Pourtant, les signes d'une ambition personnelle s'accumulent. Une tournée des librairies est prévue en France pour promouvoir son ouvrage, et ses prises de parole sur les réseaux sociaux ou dans les médias restent fréquentes. Si Éric Zemmour, fondateur de Reconquête, n'a pas encore officiellement annoncé sa candidature, Sarah Knafo semble préparer le terrain pour une éventuelle candidature personnelle, ou du moins pour jouer un rôle central dans la stratégie du parti. « Je souhaite que le patron de Reconquête soit bien le candidat du parti », a-t-elle rappelé sur RMC, sans pour autant écarter une candidature alternative.

Et maintenant ?

Les universités d'été de Reconquête, prévues pour début septembre 2026, devraient attirer l'attention des médias et des observateurs politiques. D'ici là, Sarah Knafo pourrait préciser sa position sur une éventuelle candidature présidentielle, tandis que la polémique autour de la présence de Sardoche pourrait s'amplifier.

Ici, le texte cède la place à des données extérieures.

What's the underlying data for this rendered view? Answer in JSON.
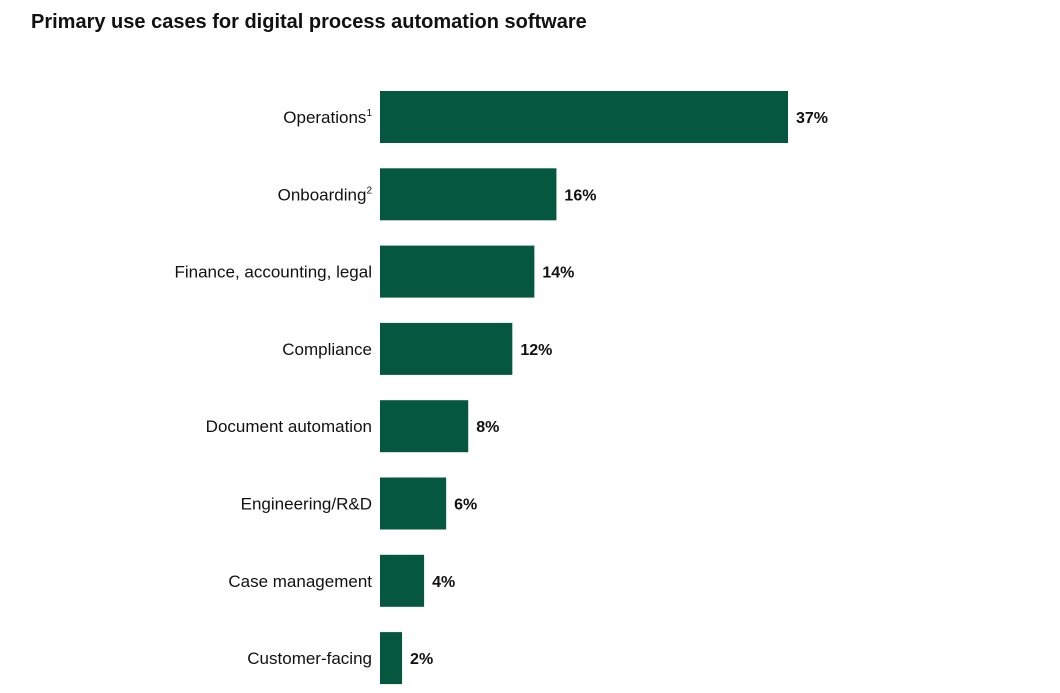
{
  "chart_data": {
    "type": "bar",
    "orientation": "horizontal",
    "title": "Primary use cases for digital process automation software",
    "categories": [
      {
        "label": "Operations",
        "footnote": "1"
      },
      {
        "label": "Onboarding",
        "footnote": "2"
      },
      {
        "label": "Finance, accounting, legal",
        "footnote": ""
      },
      {
        "label": "Compliance",
        "footnote": ""
      },
      {
        "label": "Document automation",
        "footnote": ""
      },
      {
        "label": "Engineering/R&D",
        "footnote": ""
      },
      {
        "label": "Case management",
        "footnote": ""
      },
      {
        "label": "Customer-facing",
        "footnote": ""
      }
    ],
    "values": [
      37,
      16,
      14,
      12,
      8,
      6,
      4,
      2
    ],
    "value_labels": [
      "37%",
      "16%",
      "14%",
      "12%",
      "8%",
      "6%",
      "4%",
      "2%"
    ],
    "xlabel": "",
    "ylabel": "",
    "xlim": [
      0,
      37
    ],
    "grid": false,
    "legend": "none",
    "bar_color": "#06573f"
  }
}
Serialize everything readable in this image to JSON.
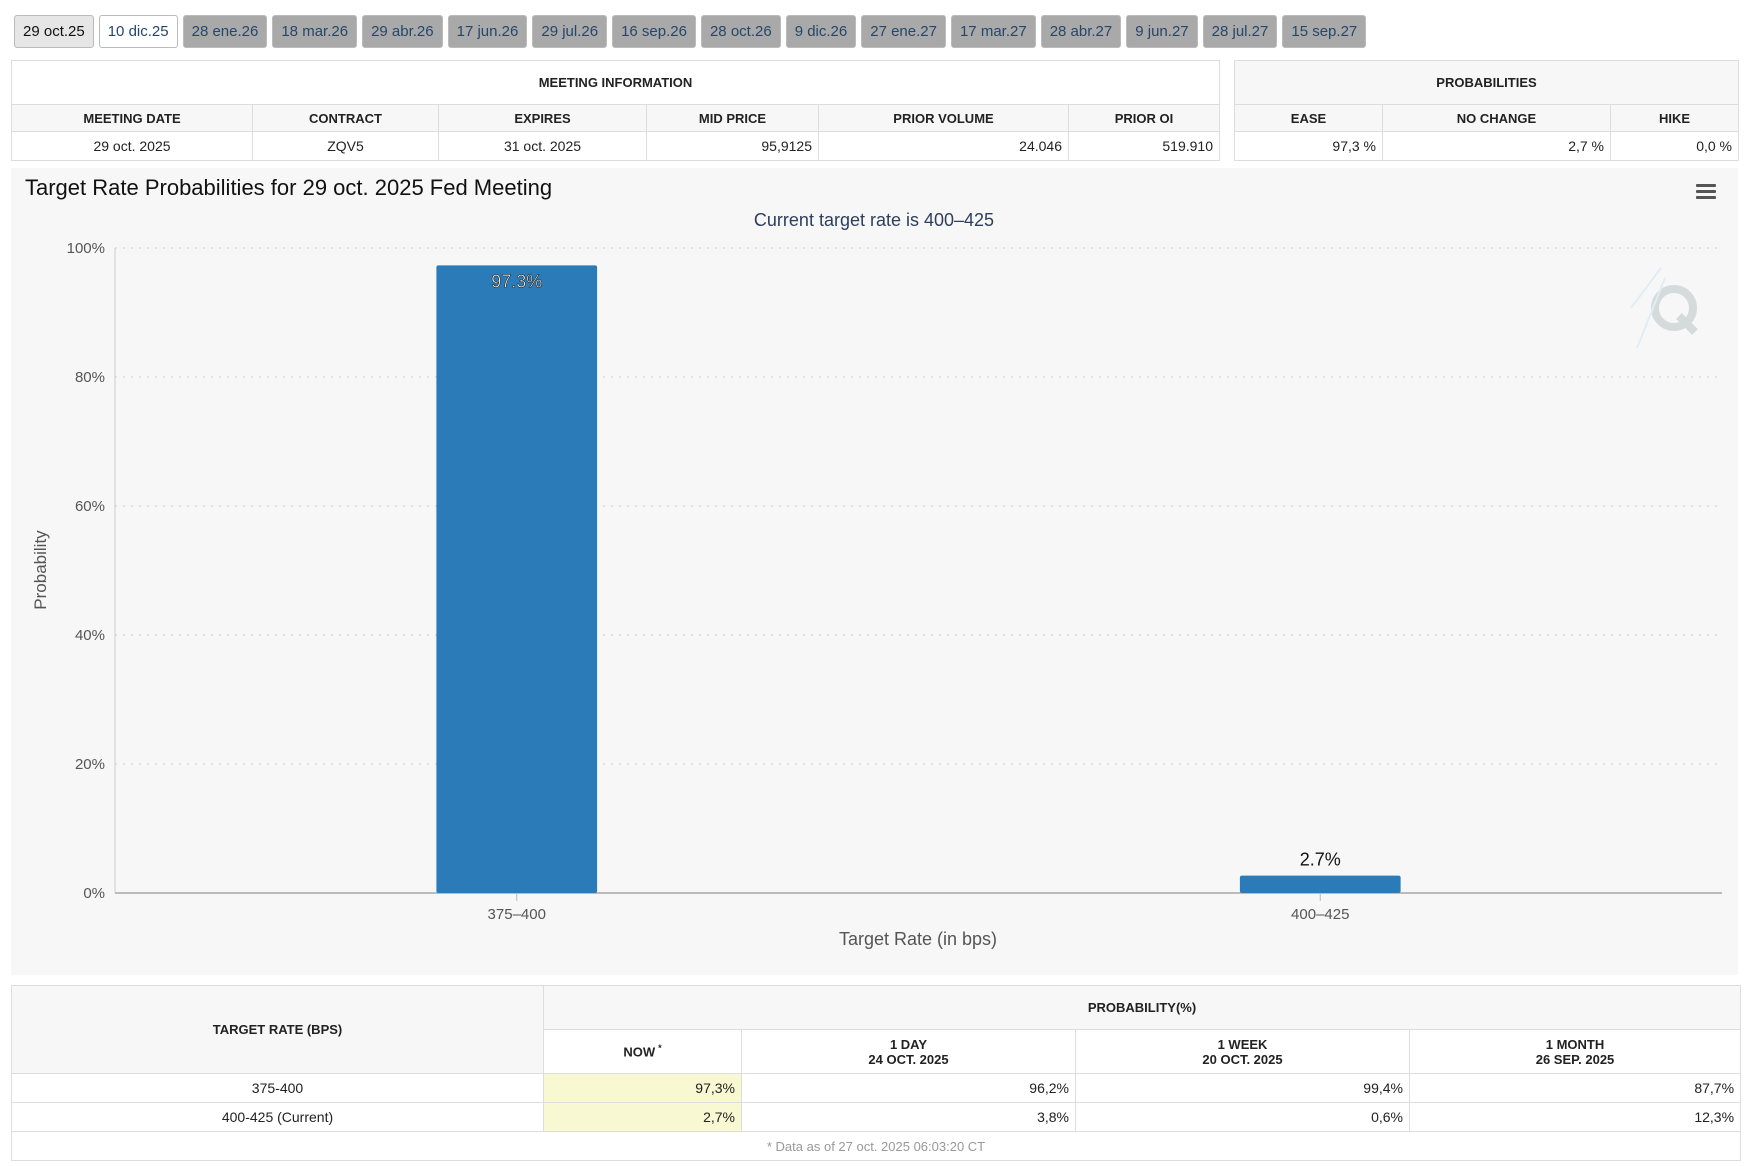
{
  "tabs": [
    "29 oct.25",
    "10 dic.25",
    "28 ene.26",
    "18 mar.26",
    "29 abr.26",
    "17 jun.26",
    "29 jul.26",
    "16 sep.26",
    "28 oct.26",
    "9 dic.26",
    "27 ene.27",
    "17 mar.27",
    "28 abr.27",
    "9 jun.27",
    "28 jul.27",
    "15 sep.27"
  ],
  "meeting_info": {
    "title": "MEETING INFORMATION",
    "headers": [
      "MEETING DATE",
      "CONTRACT",
      "EXPIRES",
      "MID PRICE",
      "PRIOR VOLUME",
      "PRIOR OI"
    ],
    "row": [
      "29 oct. 2025",
      "ZQV5",
      "31 oct. 2025",
      "95,9125",
      "24.046",
      "519.910"
    ]
  },
  "probabilities": {
    "title": "PROBABILITIES",
    "headers": [
      "EASE",
      "NO CHANGE",
      "HIKE"
    ],
    "row": [
      "97,3 %",
      "2,7 %",
      "0,0 %"
    ]
  },
  "chart_data": {
    "type": "bar",
    "title": "Target Rate Probabilities for 29 oct. 2025 Fed Meeting",
    "subtitle": "Current target rate is 400–425",
    "x_label": "Target Rate (in bps)",
    "y_label": "Probability",
    "categories": [
      "375–400",
      "400–425"
    ],
    "values": [
      97.3,
      2.7
    ],
    "value_labels": [
      "97.3%",
      "2.7%"
    ],
    "color": "#2b7bb8",
    "ylim": [
      0,
      100
    ],
    "yticks": [
      {
        "value": 0,
        "label": "0%"
      },
      {
        "value": 20,
        "label": "20%"
      },
      {
        "value": 40,
        "label": "40%"
      },
      {
        "value": 60,
        "label": "60%"
      },
      {
        "value": 80,
        "label": "80%"
      },
      {
        "value": 100,
        "label": "100%"
      }
    ],
    "grid": true
  },
  "table": {
    "header": "TARGET RATE (BPS)",
    "group": "PROBABILITY(%)",
    "columns": [
      {
        "name": "NOW",
        "note": "*"
      },
      {
        "name": "1 DAY",
        "date": "24 OCT. 2025"
      },
      {
        "name": "1 WEEK",
        "date": "20 OCT. 2025"
      },
      {
        "name": "1 MONTH",
        "date": "26 SEP. 2025"
      }
    ],
    "rows": [
      [
        "375-400",
        "97,3%",
        "96,2%",
        "99,4%",
        "87,7%"
      ],
      [
        "400-425 (Current)",
        "2,7%",
        "3,8%",
        "0,6%",
        "12,3%"
      ]
    ],
    "footnote": "* Data as of 27 oct. 2025 06:03:20 CT"
  }
}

La sortie de son livre et les réactions qu'il suscitera pourraient également influencer la stratégie du parti dans les mois à venir. Reste à voir si cette initiative permettra à Reconquête de confirmer son ancrage dans le paysage politique français, ou si elle alimentera davantage les débats sur les limites de la liberté d'expression dans le débat public.

La participation de Sardoche aux universités d'été de Reconquête illustre les tensions autour de la liberté d'expression, un thème que Sarah Knafo et son parti souhaitent placer au cœur de la campagne présidentielle. Entre prise de position assumée et controverses persistantes, cette initiative pourrait autant renforcer leur audience qu'attirer les critiques sur le choix de leurs alliés.

Selon Sarah Knafo, l'invitation s'inscrit dans une démarche de défense de la liberté d'expression. Elle présente Sardoche comme une personnalité « en pointe dans son opposition aux lois liberticides », malgré ses polémiques passées. Cette stratégie vise à toucher un public jeune et connecté, très présent sur les réseaux sociaux, où Reconquête cherche à étendre son influence.